Although the reply form I sent to the courthouse was soaked in vodka, I was not excused from jury duty, so I spent the entire day doing my civic duty yesterday. Early in the day, thirty people were chosen to participate in jury selection or, as I like to think of it, "the reward challenge" - the reward being the chance to get the hell out of that room. (Please do NOT tell me what happened last night on Survivor - I haven't watched the tape yet!!)
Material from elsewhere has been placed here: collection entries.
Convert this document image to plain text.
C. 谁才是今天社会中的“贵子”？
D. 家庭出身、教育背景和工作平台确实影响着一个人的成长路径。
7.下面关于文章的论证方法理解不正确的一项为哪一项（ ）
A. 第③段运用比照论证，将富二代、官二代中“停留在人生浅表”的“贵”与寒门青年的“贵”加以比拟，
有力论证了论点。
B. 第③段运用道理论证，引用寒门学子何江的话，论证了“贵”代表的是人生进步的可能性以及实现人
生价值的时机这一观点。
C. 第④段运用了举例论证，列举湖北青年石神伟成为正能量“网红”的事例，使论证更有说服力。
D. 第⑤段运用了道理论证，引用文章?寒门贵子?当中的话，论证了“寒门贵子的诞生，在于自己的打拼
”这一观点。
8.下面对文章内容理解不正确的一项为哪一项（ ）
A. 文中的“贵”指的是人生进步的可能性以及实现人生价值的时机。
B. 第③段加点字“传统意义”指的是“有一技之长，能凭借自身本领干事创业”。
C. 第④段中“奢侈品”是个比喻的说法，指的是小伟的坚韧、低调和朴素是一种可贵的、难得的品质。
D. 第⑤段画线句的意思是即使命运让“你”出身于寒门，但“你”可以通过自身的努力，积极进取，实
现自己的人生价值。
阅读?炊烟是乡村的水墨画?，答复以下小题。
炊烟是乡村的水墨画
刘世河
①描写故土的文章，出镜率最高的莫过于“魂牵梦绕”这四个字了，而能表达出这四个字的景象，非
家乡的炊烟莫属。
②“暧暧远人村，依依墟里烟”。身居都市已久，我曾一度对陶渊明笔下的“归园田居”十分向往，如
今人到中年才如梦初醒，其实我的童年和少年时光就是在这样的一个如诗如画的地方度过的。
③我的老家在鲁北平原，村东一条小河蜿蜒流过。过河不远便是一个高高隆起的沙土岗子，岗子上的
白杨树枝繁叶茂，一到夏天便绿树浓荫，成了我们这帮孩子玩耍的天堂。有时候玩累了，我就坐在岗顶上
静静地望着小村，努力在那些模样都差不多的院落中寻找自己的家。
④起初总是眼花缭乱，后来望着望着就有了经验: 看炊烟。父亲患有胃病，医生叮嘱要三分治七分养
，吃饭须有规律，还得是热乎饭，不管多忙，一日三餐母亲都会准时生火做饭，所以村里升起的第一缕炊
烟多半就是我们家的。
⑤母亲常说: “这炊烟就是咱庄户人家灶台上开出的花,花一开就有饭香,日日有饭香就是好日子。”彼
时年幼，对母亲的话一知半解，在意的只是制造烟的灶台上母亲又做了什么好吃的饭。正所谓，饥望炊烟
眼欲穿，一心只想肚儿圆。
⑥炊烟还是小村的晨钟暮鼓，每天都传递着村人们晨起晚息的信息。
Anyway, I was not chosen in the random drawing, (because I never win drawings) so I just sat in the jury room listening to podcasts. Every 20 minutes or so I would get up and wander over to the window and look out on the street. Pressing my face against the glass and watching people on the street, I felt like Anne Frank yearning for fresh air and freedom. I began to hate the confines of that room, and I almost wished a secret informer would just tip of the SS and end our ordeal. I mean, at least Miep Gies brought cheese or sugar or turnips to the Franks now and then, but I had no such savior. In fact, the vending machines didn't make change, so I was left there with no sustenance for at least three hours. I nearly got scurvy. The experience was oppressive, and at one point I started thinking about what might happen if I were forced to spend the rest of my life trapped in that room.
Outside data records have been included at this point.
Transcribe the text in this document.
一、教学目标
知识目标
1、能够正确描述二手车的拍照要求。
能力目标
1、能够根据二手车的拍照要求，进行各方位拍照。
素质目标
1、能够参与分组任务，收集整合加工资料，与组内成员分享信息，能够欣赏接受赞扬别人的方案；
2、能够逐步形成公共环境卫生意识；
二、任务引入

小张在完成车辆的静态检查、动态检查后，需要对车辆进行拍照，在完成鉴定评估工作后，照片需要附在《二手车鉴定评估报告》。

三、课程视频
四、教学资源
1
Immediately, the most urgent hypothetical problems leapt to mind. At some point if we were imprisoned in the jury room for life, we'd all get horny and would need to pair up. So early in the day I began working on my plan for which of the other potential jurors I'd have sex with. There was only one candidate (I'm so monogamous - even in my fantasies) in the room who met my criteria. My criteria, by the way, is difficult to pinpoint. Sometimes my criteria has to do with the way a man's jeans bulge or the way his arms bulge or the way his ego bulges. Always bulging is involved. In that jury room only one man met my criteria - the Jigsaw Cowboy. My man was dressed in a tight blue t-shirt and a pair of jeans. He was rather plain, but I am certain that Anne Frank thought Peter Van Daan was plain at first. Nevertheless, romance bloomed in that attic, and I saw no reason why romance couldn't bloom between us too.
My cowboy was so sweet. He sat down with a couple older ladies (complete strangers to him) and helped them work their jigsaw puzzle as we all waited to see if we'd be called to serve on a jury. How sweet is that? I mean, here he was in a room with Hot Toddy. He could have easily put aside the needs of others and given in to his primal urges to ravage me in the jury room. But my cowboy was altruistic and good. I seriously contemplated going over to the table, taking the empty seat, and offering my assistance with the puzzle, which was a picture of matryoshka (nesting dolls). But I can't stand jigsaw puzzles. Seriously, I hate jigsaw puzzles so much. If I were Anne Frank in hiding and Miep brought me a jigsaw puzzle, I would have told her to get out and never come back. Then I'd have changed the locks on my secret annex. Jigsaw puzzles are the cottage cheese of entertainment. So I just did a lot of back stretches from my chair because he was sitting almost directly behind me and it was the only way to stare at him.
At 3:00, everyone in the room was dismissed, and the unfinished jigsaw puzzle was dumped back into its box. I watched my cowboy swagger out of the courthouse taking a little piece of me with him. And I never even knew his name.